Crobetto tenía una poca escondida en el fondo de sus maletas; pero juzgó más a propósito destinarla al asado.

— Las mataduras —dijo— se curan solas o no se curan con nada, mientras que el churrasco, si no está salado es indigesto y desabrido.

A las doce del día nos incorporamos al resto de la división en Fotá Lauquen, y esa misma noche Crobetto la pasaba sobre la montura de rondín en las caballadas.

Una semana después, en Trenque Lauquen, fue necesario operarlo de los tumores que le habían salido a consecuencia de los golpes que recibiera.

En la expedición a Río Negro, durante aquella formidable inundación que nos tuvo sitiados durante veintitantos días, Crobetto fue la providencia de todos nosotros. El se alejaba a nado a buscar, en los despojos de los caballos ahogados, carne para matar el hambre y grasa para alimentar los fogones. Su achura favorita, el plato de su predilección, era la crinera, porque según decía, esa parte del animal no se descompone ni suelta mal olor. De ahí el sobrenombre cariñoso con que lo bautizamos de "tata crinera".

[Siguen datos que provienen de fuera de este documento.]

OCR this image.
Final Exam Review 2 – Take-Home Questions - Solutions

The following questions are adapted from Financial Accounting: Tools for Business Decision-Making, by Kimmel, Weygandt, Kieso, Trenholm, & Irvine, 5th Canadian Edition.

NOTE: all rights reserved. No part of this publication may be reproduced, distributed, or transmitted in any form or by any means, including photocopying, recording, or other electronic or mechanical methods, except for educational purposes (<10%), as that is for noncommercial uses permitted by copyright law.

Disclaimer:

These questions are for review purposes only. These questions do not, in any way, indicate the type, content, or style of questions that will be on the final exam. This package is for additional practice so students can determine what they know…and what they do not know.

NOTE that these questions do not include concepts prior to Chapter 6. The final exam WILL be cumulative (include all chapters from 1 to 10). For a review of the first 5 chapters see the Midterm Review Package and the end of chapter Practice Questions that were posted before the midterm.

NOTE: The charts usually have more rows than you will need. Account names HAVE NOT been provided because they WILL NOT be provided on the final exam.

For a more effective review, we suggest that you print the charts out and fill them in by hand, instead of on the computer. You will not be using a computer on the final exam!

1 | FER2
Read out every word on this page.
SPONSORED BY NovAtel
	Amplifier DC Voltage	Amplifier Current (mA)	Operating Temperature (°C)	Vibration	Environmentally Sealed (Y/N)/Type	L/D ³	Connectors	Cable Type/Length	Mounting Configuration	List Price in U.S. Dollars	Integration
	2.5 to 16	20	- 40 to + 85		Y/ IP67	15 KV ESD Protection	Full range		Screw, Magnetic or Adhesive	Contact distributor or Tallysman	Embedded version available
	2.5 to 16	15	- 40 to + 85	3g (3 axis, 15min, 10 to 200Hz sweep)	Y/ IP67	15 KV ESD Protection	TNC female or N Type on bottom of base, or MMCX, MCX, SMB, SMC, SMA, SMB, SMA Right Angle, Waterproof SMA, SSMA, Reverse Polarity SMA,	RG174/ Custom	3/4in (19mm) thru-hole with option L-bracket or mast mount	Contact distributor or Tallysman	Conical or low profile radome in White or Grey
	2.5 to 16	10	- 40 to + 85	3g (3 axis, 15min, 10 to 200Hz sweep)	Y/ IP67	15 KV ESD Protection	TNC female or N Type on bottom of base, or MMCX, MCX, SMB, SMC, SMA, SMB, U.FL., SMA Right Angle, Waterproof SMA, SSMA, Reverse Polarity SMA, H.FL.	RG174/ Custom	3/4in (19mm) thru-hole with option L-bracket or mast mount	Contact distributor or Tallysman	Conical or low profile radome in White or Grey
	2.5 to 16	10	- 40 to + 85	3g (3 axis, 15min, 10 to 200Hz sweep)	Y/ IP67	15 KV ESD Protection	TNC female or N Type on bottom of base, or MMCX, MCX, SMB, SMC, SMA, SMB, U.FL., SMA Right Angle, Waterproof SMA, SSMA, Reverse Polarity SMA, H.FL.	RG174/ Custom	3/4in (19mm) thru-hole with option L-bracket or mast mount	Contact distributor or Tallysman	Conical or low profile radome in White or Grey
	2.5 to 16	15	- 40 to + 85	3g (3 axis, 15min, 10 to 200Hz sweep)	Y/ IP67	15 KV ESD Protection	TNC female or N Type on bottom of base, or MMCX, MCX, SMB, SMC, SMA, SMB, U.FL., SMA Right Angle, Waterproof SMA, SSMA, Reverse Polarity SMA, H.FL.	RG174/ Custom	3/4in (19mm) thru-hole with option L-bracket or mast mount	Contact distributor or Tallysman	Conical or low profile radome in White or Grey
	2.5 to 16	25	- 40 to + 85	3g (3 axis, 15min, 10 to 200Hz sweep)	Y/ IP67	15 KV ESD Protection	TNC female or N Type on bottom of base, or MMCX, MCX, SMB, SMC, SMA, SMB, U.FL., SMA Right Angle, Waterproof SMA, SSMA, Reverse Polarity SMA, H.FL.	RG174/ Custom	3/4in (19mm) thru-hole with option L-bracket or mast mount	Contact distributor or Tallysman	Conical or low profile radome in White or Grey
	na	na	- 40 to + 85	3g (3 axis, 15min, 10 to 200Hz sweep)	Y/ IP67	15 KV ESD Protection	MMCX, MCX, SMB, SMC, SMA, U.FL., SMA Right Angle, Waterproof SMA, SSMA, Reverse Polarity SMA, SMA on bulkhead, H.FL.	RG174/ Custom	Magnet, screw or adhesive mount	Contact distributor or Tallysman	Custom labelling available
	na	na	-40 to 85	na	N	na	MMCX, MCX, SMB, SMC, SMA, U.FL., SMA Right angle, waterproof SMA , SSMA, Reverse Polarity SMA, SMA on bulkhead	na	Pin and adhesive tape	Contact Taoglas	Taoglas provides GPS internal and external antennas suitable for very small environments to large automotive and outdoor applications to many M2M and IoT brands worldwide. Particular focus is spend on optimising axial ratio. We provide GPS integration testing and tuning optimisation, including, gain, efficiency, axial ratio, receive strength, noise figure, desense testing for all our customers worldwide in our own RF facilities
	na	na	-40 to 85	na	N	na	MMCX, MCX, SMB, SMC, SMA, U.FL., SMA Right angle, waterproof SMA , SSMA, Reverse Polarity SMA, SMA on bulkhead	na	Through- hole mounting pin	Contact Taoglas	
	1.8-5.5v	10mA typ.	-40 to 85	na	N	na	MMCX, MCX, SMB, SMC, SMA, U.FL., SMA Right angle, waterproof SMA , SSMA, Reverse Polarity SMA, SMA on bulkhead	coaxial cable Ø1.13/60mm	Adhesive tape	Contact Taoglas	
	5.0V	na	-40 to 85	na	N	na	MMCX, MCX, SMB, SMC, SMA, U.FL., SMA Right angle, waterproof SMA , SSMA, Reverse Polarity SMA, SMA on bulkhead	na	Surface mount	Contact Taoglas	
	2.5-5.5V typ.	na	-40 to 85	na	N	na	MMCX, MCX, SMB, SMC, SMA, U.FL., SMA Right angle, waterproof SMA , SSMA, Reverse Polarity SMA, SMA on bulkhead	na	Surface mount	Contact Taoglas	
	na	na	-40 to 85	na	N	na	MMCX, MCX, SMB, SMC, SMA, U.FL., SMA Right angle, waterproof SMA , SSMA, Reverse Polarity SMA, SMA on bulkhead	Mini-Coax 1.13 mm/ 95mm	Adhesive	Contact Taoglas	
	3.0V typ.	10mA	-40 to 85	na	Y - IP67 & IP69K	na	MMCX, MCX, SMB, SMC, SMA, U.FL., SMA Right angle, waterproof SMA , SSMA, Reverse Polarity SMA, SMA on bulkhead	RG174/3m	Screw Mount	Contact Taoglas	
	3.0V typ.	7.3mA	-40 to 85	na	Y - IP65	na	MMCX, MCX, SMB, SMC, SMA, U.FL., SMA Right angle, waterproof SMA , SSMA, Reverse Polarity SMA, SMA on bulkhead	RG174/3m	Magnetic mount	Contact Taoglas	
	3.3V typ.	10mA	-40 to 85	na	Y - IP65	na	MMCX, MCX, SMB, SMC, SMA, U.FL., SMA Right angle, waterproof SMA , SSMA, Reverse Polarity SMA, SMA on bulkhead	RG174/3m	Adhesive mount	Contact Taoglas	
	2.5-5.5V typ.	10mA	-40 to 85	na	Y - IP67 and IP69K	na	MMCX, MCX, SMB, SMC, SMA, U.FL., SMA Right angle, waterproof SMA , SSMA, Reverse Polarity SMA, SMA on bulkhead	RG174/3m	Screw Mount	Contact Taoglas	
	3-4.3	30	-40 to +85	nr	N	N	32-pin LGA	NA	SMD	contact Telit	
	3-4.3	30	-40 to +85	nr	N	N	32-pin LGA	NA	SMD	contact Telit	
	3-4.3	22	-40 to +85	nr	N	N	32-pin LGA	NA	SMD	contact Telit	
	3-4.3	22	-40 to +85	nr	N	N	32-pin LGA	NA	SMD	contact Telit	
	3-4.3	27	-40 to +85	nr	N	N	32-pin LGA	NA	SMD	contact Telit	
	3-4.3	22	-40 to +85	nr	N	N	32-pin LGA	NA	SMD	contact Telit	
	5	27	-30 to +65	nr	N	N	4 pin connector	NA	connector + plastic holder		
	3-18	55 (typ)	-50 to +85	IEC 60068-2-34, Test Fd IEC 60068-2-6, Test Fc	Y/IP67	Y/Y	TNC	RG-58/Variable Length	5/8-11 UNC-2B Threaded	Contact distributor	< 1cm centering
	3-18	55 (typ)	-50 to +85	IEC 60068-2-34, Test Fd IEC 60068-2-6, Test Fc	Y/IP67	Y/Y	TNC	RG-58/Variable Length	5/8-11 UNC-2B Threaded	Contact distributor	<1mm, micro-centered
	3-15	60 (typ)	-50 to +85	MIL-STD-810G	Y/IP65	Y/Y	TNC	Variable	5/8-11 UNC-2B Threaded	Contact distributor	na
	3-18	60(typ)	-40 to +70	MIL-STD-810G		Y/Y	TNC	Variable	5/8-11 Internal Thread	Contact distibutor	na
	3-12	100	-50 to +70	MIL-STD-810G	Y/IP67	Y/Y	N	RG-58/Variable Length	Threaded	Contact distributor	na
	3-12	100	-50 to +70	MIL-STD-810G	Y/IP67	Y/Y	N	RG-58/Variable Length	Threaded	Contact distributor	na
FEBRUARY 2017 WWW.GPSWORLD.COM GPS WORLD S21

Una mañana —el racionamiento de la tropa se había reducido a un puñado de harina que amasábamos sin sal y cocíamos al rescoldo— el coronel Villegas divisó a lo lejos, un grupo de hacienda vacuna, refugiada en un islote que las aguas, en creciente, amenazaban cubrir.

Era necesario traer aquel ganado, costase lo que costase, allá fue mandado Crobetto con dos soldados nadadores. Me parece que aun veo a esos valientes salir del campamento en camisa y calzoncillos, descalzos, con una vincha en la cabeza, corriendo alegremente al más estéril de los sacrificios.

Nos hallábamos a fines de julio, el frío era espantoso, y aquellos infelices eran mandados a perecer ahogados o entumecidos. Vino la noche y los expedicionarios no regresaron. A la mañana siguiente se les vio retornar con una punta de animales; pero, ¡en que estado, Dios mío! Habían dormido en las ramas de los árboles, sin abrigo y sin fuego, reanimándose cuando creían desfallecer, con tragos de caña a la que se había mezclado, para hacerla más espantosa, jugo de tabaco negro.

Dos leguas, ida y vuelta, entre el agua escarchada no habían logrado abatir aquellos espíritus ni quebrantar aquellas energías de acero.

Para llegar al islote era preciso nadar trechos muy largos por encima de algarrobos, y chañares cuyas espinas habían desgarrado en cien mil heridas el cuerpo de Crobetto y de sus compañeros.

Esta hazaña fue comentada en el campamento; pero veintiséis años más tarde el ex cadete Crobetto tuvo que retirarse con el grado de mayor, mientras que otros más felices, con menos servicios y con no más competencia profesional disfrutan pensiones de coronel... o general.

"Si no se nace p'al cielo al ñudo es mirar p'arriba".